Ever since he moved to Vancouver from his hometown New York City in 1972, Wasserman has been living out what he calls his “parallel career.”

By day, he’s a prize-winning professor and a respected academic. The rest of the time, he’s hard at play in “Hollywood North,” Vancouver’s booming film industry, where he’s got more than 200 acting credits to his name. “It’s been great having this dual life,” Wasserman says, beaming his megawatt smile. “I’m the luckiest person I know.”

Sure, his work as an actor has seen him consort with celebrities like Will Smith and Ethan Hawke, but he’s adamant that teaching is no bit part in his career.“I love teaching,” he says. “At best, it’s this kind of ridiculously ideal job where you get to talk about interesting things to interested and interesting people. And someone pays you for it? I mean, what could be better than that?”

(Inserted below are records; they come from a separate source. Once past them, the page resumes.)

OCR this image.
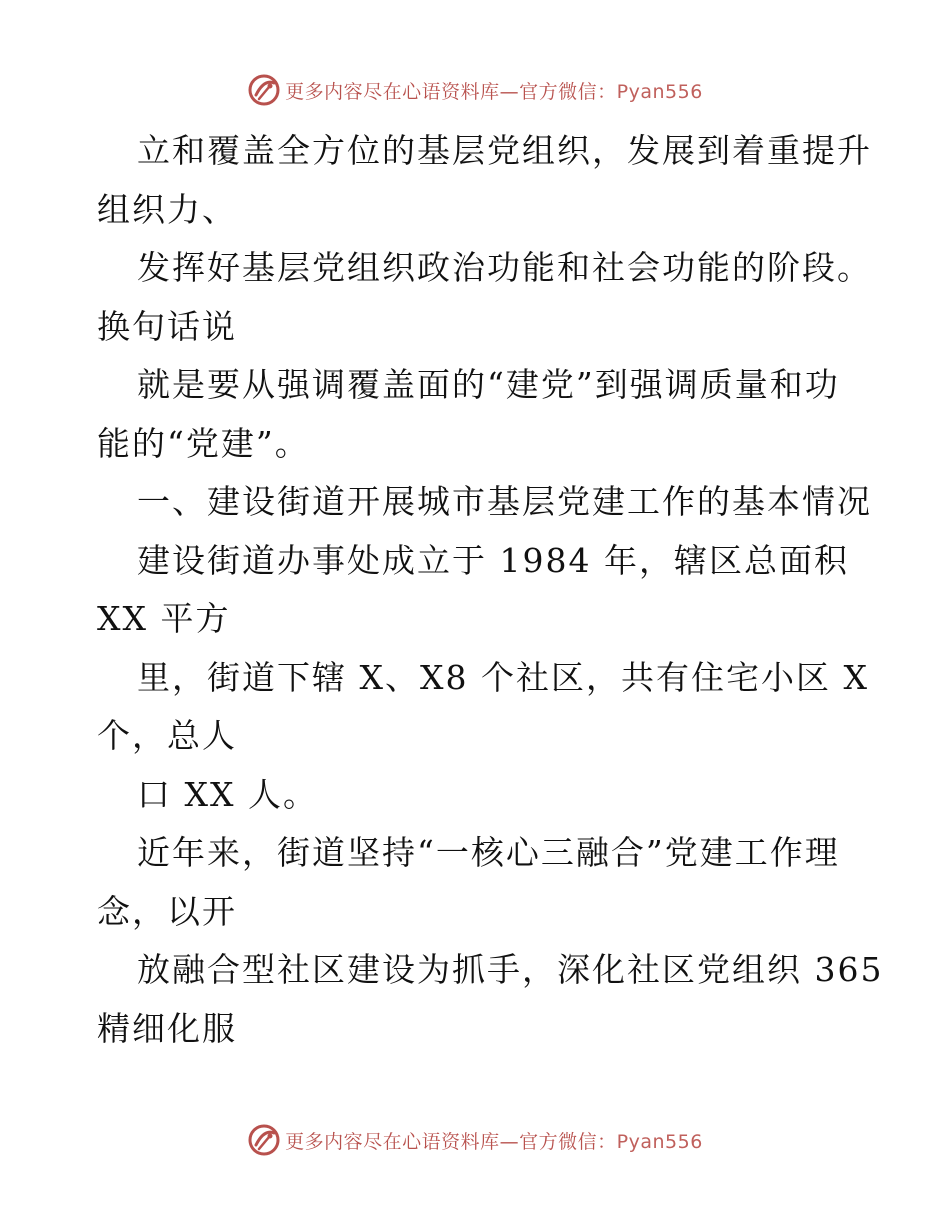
更多内容尽在心语资料库—官方微信：Pyan556
立和覆盖全方位的基层党组织，发展到着重提升
组织力、
发挥好基层党组织政治功能和社会功能的阶段。
换句话说
就是要从强调覆盖面的“建党”到强调质量和功
能的“党建”。
一、建设街道开展城市基层党建工作的基本情况
建设街道办事处成立于 1984 年，辖区总面积
XX 平方
里，街道下辖 X、X8 个社区，共有住宅小区 X
个，总人
口 XX 人。
近年来，街道坚持“一核心三融合”党建工作理
念，以开
放融合型社区建设为抓手，深化社区党组织 365
精细化服
更多内容尽在心语资料库—官方微信：Pyan556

The classroom, to his mind, is a kind of stage in its own right especially when it comes to Monday morning survey courses, where students fight to keep their eyelids open. “I figure it’s my job that a) the students stay awake, and b) they stay engaged,” Wasserman says. “And that’s an actor’s skill.”

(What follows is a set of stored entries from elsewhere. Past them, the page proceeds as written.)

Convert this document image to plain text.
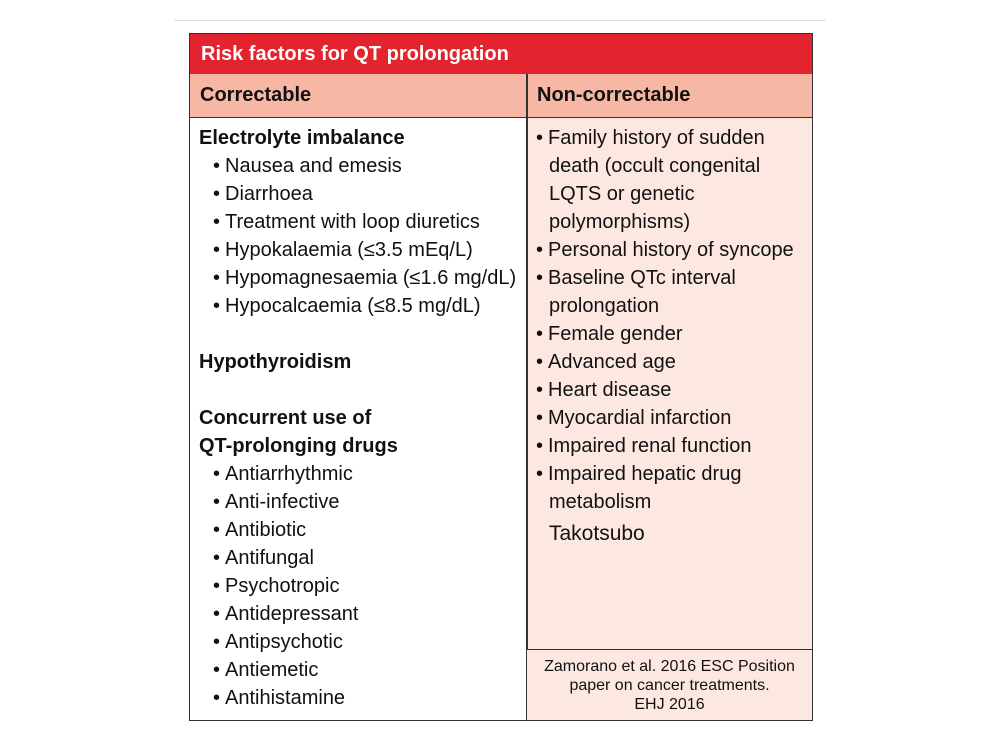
Risk factors for QT prolongation
Correctable	Non-correctable
Zamorano et al. 2016 ESC Position
paper on cancer treatments.
EHJ 2016
Electrolyte imbalance
• Nausea and emesis
• Diarrhoea
• Treatment with loop diuretics
• Hypokalaemia (≤3.5 mEq/L)
• Hypomagnesaemia (≤1.6 mg/dL)
• Hypocalcaemia (≤8.5 mg/dL)
Hypothyroidism
Concurrent use of
QT-prolonging drugs
• Antiarrhythmic
• Anti-infective
• Antibiotic
• Antifungal
• Psychotropic
• Antidepressant
• Antipsychotic
• Antiemetic
• Antihistamine
• Family history of sudden
death (occult congenital
LQTS or genetic
polymorphisms)
• Personal history of syncope
• Baseline QTc interval
prolongation
• Female gender
• Advanced age
• Heart disease
• Myocardial infarction
• Impaired renal function
• Impaired hepatic drug
metabolism
Takotsubo
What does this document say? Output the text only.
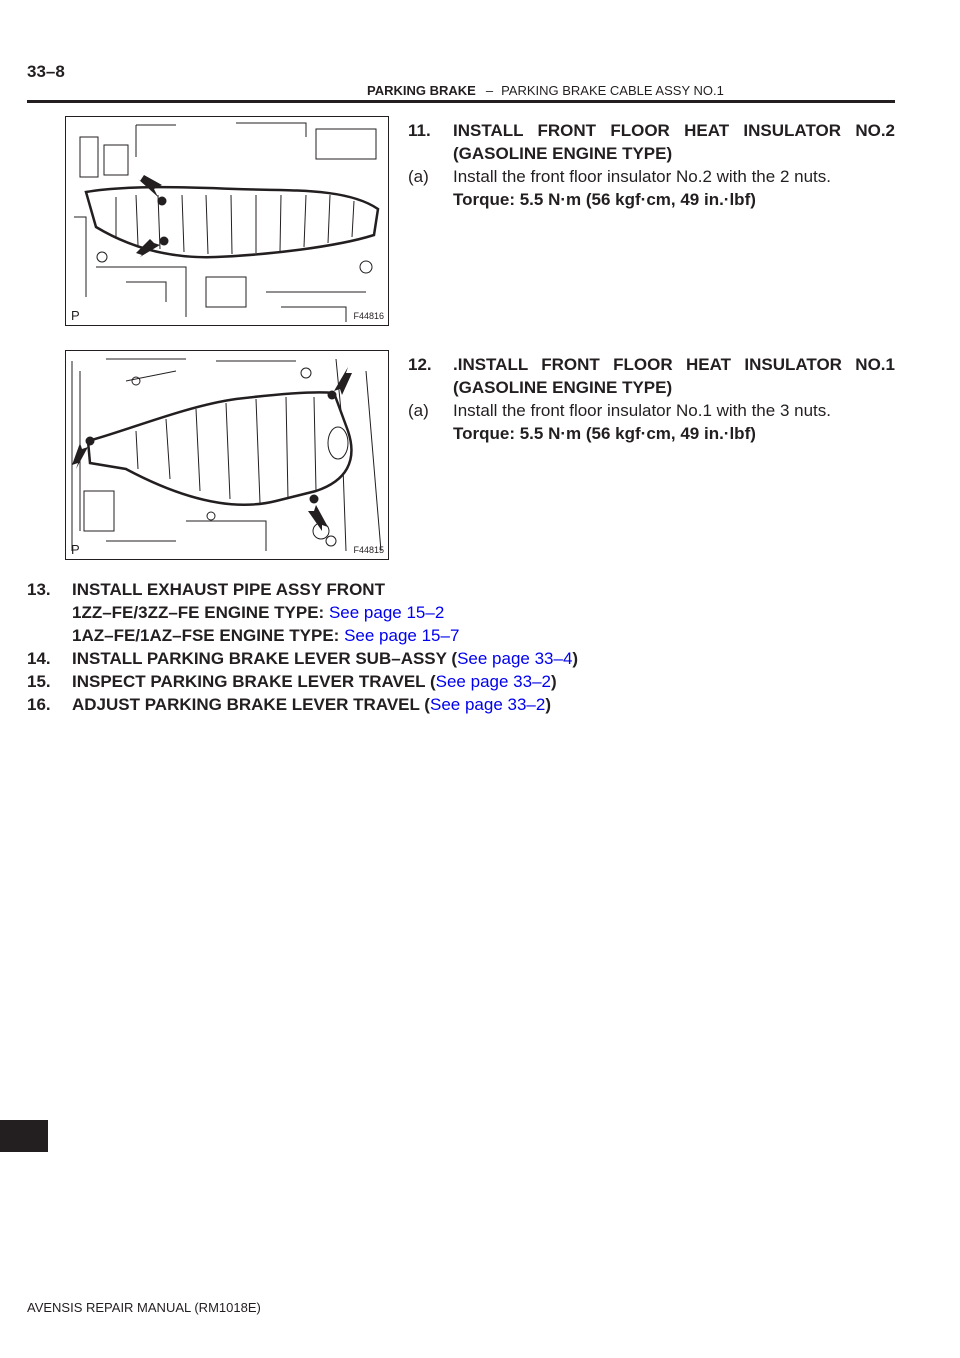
33–8
PARKING BRAKE – PARKING BRAKE CABLE ASSY NO.1
P	F44816
11. INSTALL FRONT FLOOR HEAT INSULATOR NO.2
(GASOLINE ENGINE TYPE)
(a) Install the front floor insulator No.2 with the 2 nuts.
Torque: 5.5 N·m (56 kgf·cm, 49 in.·lbf)
P	F44815
12. .INSTALL FRONT FLOOR HEAT INSULATOR NO.1
(GASOLINE ENGINE TYPE)
(a) Install the front floor insulator No.1 with the 3 nuts.
Torque: 5.5 N·m (56 kgf·cm, 49 in.·lbf)
13. INSTALL EXHAUST PIPE ASSY FRONT
1ZZ–FE/3ZZ–FE ENGINE TYPE: See page 15–2
1AZ–FE/1AZ–FSE ENGINE TYPE: See page 15–7
14. INSTALL PARKING BRAKE LEVER SUB–ASSY (See page 33–4)
15. INSPECT PARKING BRAKE LEVER TRAVEL (See page 33–2)
16. ADJUST PARKING BRAKE LEVER TRAVEL (See page 33–2)
AVENSIS REPAIR MANUAL (RM1018E)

Acting skills he has in spades, but he says the class-as-theatre analogy has its limits. “There’s a fine line between upstaging your material and utilizing those skills to maximize students’ engagement with the subject at hand.”

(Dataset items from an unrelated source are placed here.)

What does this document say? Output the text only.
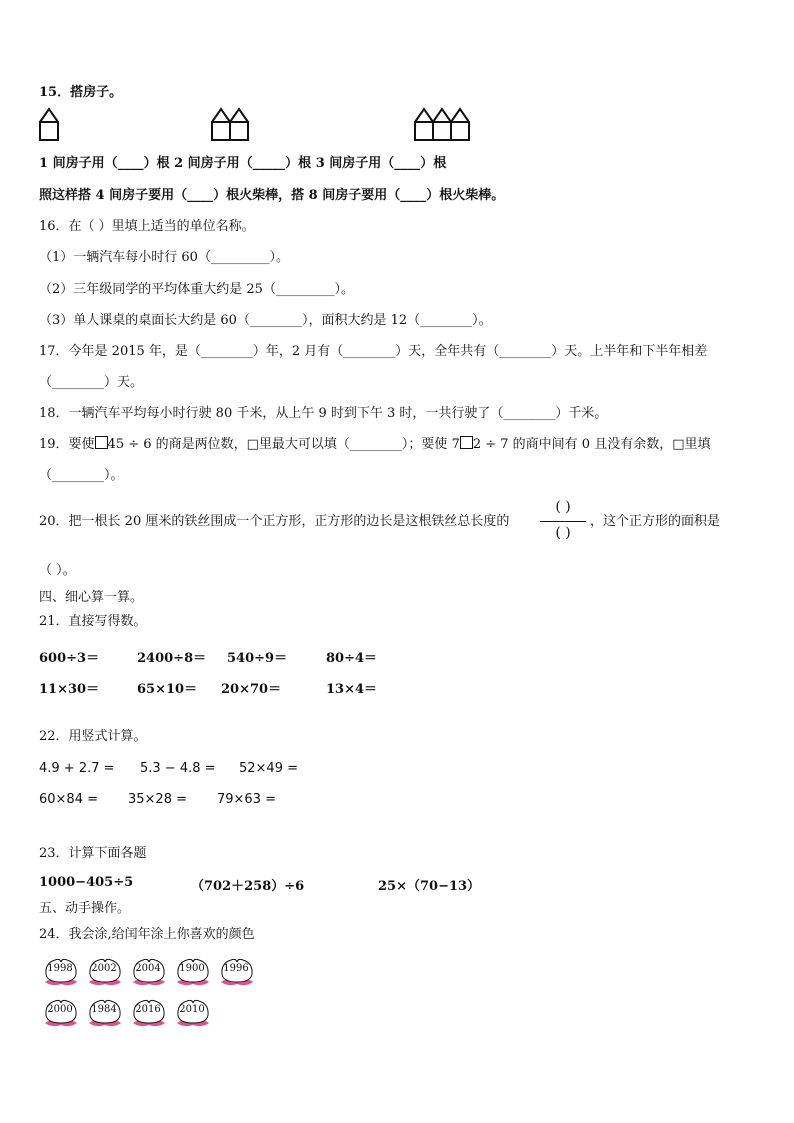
15．搭房子。
1 间房子用（____）根 2 间房子用（_____）根 3 间房子用（____）根
照这样搭 4 间房子要用（____）根火柴棒，搭 8 间房子要用（____）根火柴棒。
16．在（ ）里填上适当的单位名称。
（1）一辆汽车每小时行 60（_________）。
（2）三年级同学的平均体重大约是 25（_________）。
（3）单人课桌的桌面长大约是 60（________），面积大约是 12（________）。
17．今年是 2015 年，是（________）年，2 月有（________）天，全年共有（________）天。上半年和下半年相差
（________）天。
18．一辆汽车平均每小时行驶 80 千米，从上午 9 时到下午 3 时，一共行驶了（________）千米。
19．要使 45 ÷ 6 的商是两位数，□里最大可以填（________）；要使 7 2 ÷ 7 的商中间有 0 且没有余数，□里填
（________）。
20．把一根长 20 厘米的铁丝围成一个正方形，正方形的边长是这根铁丝总长度的
( )
( )
，这个正方形的面积是
（ ）。
四、细心算一算。
21．直接写得数。
600÷3＝	2400÷8＝ 540÷9＝	80÷4＝
11×30＝	65×10＝ 20×70＝	13×4＝
22．用竖式计算。
4.9 + 2.7 = 5.3 − 4.8 = 52×49 =
60×84 = 35×28 = 79×63 =
23．计算下面各题
1000−405÷5	（702＋258）÷6	25×（70−13）
五、动手操作。
24．我会涂,给闰年涂上你喜欢的颜色
1998	2002	2004	1900	1996
2000	1984	2016	2010
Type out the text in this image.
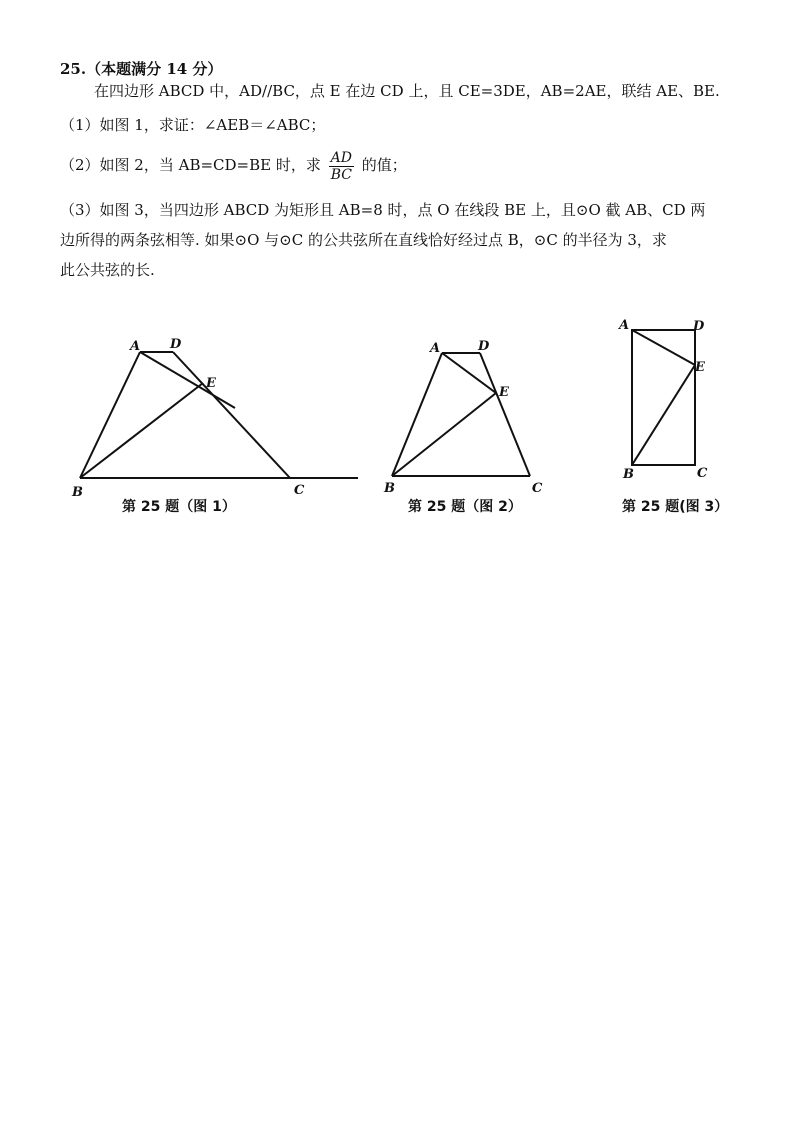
25.（本题满分 14 分）
在四边形 ABCD 中，AD//BC，点 E 在边 CD 上，且 CE=3DE，AB=2AE，联结 AE、BE.
（1）如图 1，求证：∠AEB＝∠ABC；
（2）如图 2，当 AB=CD=BE 时，求 $\frac{AD}{BC}$ 的值；
（3）如图 3，当四边形 ABCD 为矩形且 AB=8 时，点 O 在线段 BE 上，且⊙O 截 AB、CD 两
边所得的两条弦相等. 如果⊙O 与⊙C 的公共弦所在直线恰好经过点 B，⊙C 的半径为 3，求
此公共弦的长.
A D
E
B	C
第 25 题（图 1）
A	D
E
B	C
第 25 题（图 2）
A	D
E
B	C
第 25 题(图 3）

It seems to be working UBC honoured Wasserman with a Killam Teaching Prize in 1998 and the Dorothy Somerset Award in Performance and Development in Visual and Performing Arts in 2005.

Trained as a 20th Century English and dramatic literature specialist at Cornell University, Wasserman became deeply involved in that university’s theatre scene. When he came to Vancouver to teach canonical British writers like Beckett, Woolf, and Conrad in the Department of English, he soon started acting and lecturing on Canadian theatre. “The field of Canadian drama studies was wide open, it was literally brand-new,” says Wasserman, who recalls that at the time he was literally able to read every play ever published in Canada. “I came in right on the ground-floor of a new discipline.”

He became a leading expert in the field, publishing among other things the book Modern Canadian Plays (Talonbooks: 1985), an anthology that has since become the major textbook in the field.

Extremely thankful to work at a university that has supported his double life, Wasserman equally credits lady luck for allowing him to be in the right place at the right time.

“I wake up in the morning sometimes and I have to pinch myself, you know, because I’m living the dream.”